♫ cheyenne loves tunes ♫

Getting Killed by Geese

#6

2025 may have been the year of good sophomore releases - if I’m not mistaken, they make up about half of my top 10! But the fact that Geese spiritually (if not literally) had the sophomore album of 2025 is not lost on anyone. After bursting onto the scene in 2023 with their breakout effort 3D Country, raising rumors that they were going to bring back “real” rock ‘n’ roll, Getting Killed saw them explode to legendary proportions in one of the most universal and well-deserved hype trains of recent memory.

Getting Killed actually sees Geese leave behind some of what made them popular with 3D Country. Where the latter shone with memorable singalong choruses and focused genre studies, Getting Killed has a sound that can go to some extreme depths. Cameron Winter, continuing down the vocal path he explored on his late 2024 singer-songwriter record, wails emotively on this project - landing somewhere between the soulful wiles of Tim Buckley and the desperation of Lou Reed. The wild choirs of the title track feel cultish, and the “chorus” of opener “Trinidad” blisters and explodes as Winter screams “THERE’S A BOMB IN MY CAR.” There’s also a sort of unspoken darkness to how Geese approach their grooves: on a lot of these tracks (eg. “100 Horses”), there aren’t many huge left turns going on in the rhythm section, but the shifting dynamics and intensity create a chugging, krautrock-adjacent vibe that feels equally jammy, earthy, and dark.

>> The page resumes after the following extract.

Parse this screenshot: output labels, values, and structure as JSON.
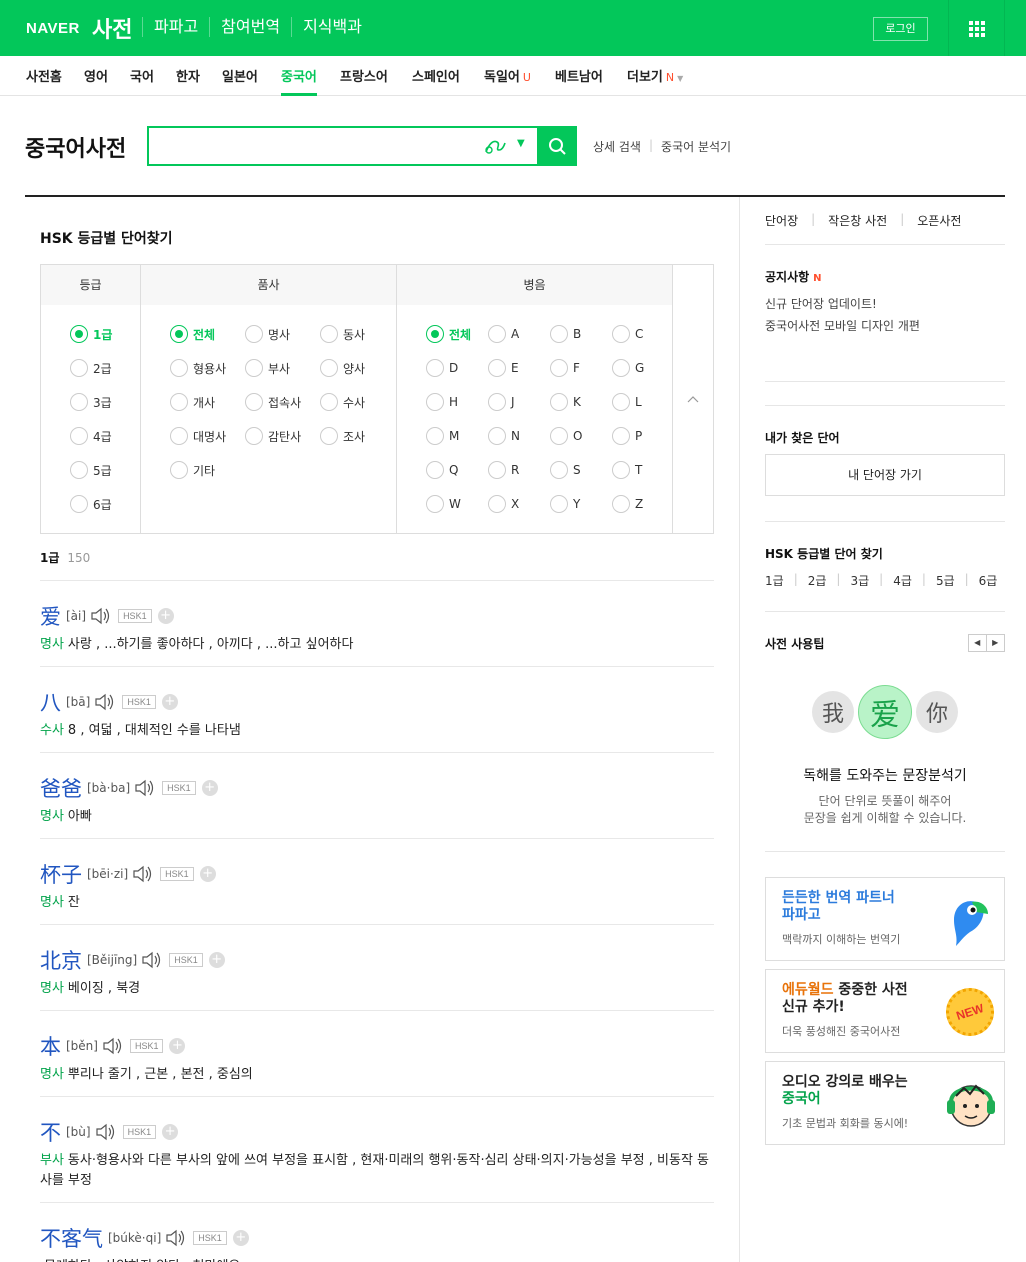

But, as Geese fans know, these songs are also endlessly beautiful and irresistible. There’s the swaggering and sweet “Baby”-punctuated chorus of “Cobra,” the twinkling guitars and piano of “Au Pays du Cocaine,” and the pop rock melody of “Taxes” that comes to build so much catharsis, just to name a few. The latter of those also offers one of the most affecting and relatable American political sentiments of the year, as Cameron sings about how “I [we] should burn in hell” for the atrocities committed by the United States using our tax money, going on to say that he would rather die than pay his taxes. Another climax of the record is the closer “Long Island City Here I Come,” which deals in fast-paced, frenetic grooves and incredible one-liners like “Like Joshua kicked the king out of Jericho/I'm about to kick your ass up and down this street,” and “The lord has a lot of friends, and in the end/He'll probably forget he's ever met you before.” With so much energy and catharsis, Getting Killed certainly holds as the most refreshing rock album of the year.